Case Study: Tullow Oil Resolves Drilling Uncertainty in Compartmentalized North Sea Reservoir
Download: Tullow Oil Resolves Drilling Uncertainty in Compartmentalized North Sea Reservoir (0.88 MB PDF)
3D modeling and reservoir simulation enable reservoir engineers to refine understanding of depositional environment and evaluate drilling options
Challenge: Determine the flow potential of a gas reservoir compartment with anomalous pressure rate as a drilling target, considering the possibility of an isolated fault block.
Solution: Use Petrel Reservoir Engineering (RE) and ECLIPSE reservoir simulation software to better understand sand-body architecture and fault transmissibility, and to evaluate drilling scenarios.
Result: Identified three viable scenarios from 100 geologic models used to test the sensitivity of reservoir properties; evaluated the effectiveness of development scenarios; and received approval for the drilling proposal.
Evaluate drilling locations
While evaluating drilling locations in the Southern North Sea, Tullow Oil PLC discovered a reservoir sector in which the pressure differed noticeably from the pressure in adjacent sectors. Tullow reservoir engineers needed to understand whether this sector had become compartmentalized by faulting.
To ascertain whether the sector was completely isolated, the Tullow team decided to study fault transmissibility and the sand-body architecture. An in-depth analysis was undertaken—including a sensitivity study on channel orientation and the time frame of deposition—to decide whether they needed to drill an additional well to reach this compartment.

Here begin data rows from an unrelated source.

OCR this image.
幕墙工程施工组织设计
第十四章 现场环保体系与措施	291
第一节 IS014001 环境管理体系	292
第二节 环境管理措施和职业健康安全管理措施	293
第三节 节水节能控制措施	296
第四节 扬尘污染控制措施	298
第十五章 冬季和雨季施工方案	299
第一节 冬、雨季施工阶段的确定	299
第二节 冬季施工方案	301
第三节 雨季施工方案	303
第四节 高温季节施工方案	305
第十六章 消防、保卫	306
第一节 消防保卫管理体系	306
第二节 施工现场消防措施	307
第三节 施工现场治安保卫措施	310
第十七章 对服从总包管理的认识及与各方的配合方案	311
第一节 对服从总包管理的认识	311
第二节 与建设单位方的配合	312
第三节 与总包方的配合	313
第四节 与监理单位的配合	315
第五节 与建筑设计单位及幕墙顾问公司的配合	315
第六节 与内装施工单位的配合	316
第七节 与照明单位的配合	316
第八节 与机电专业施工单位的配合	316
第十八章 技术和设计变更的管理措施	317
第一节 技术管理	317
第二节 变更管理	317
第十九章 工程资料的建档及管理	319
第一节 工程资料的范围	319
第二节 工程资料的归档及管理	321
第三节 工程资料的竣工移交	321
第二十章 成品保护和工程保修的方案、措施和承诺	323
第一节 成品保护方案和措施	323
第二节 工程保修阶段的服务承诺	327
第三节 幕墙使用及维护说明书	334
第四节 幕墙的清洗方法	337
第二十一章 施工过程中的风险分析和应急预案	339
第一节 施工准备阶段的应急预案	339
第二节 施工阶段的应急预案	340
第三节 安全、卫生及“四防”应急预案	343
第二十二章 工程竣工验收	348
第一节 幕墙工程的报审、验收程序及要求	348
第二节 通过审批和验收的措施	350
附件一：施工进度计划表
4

Assess the geological conditions
To better understand the uncertainty in the reservoir description, especially fault transmissibility, Schlumberger Information Solutions (SIS) recommended Petrel seismic to simulation and ECLIPSE reservoir simulation software for optimum modeling, analysis, and forecasting.
One hundred sector model scenarios were generated that varied channel orientation, boundary conditions around the faults, porosity, permeability, and water saturation, and which were efficiently tested via the flexible, easy-to-use subsurface workflows.
The comprehensive Petrel modeling workflow (Tullow opted for nested workflows within one main workflow) facilitated collaboration among reservoir engineers, geologists, and geophysicists by allowing them to easily interact with static and dynamic data, integrate their domain-specific knowledge, and draw final conclusions to expedite decision making.
Zero in on the best possibilities
The rapid history-matching features of Petrel RE and ECLIPSE software dramatically reduced the number of possibilities, providing three viable models that would form the basis of Tullow’s development plans.
The ability to reduce uncertainty and make accurate predictions based on the three viable geological realizations increased Tullow reservoir engineers’ confidence that they could drill a successful well in this compartment. The next step was to evaluate development plans, including options to drill horizontal or straight holes. Using the Petrel Reservoir Engineering/ECLIPSE workflow, they were able to evaluate a number of development scenarios, visualize well locations, evaluate projected production results, reposition the wells, and retest.
As a result, the team confidently submitted a well proposal and obtained the necessary approvals to move forward with a development plan designed to effectively drain the isolated compartment.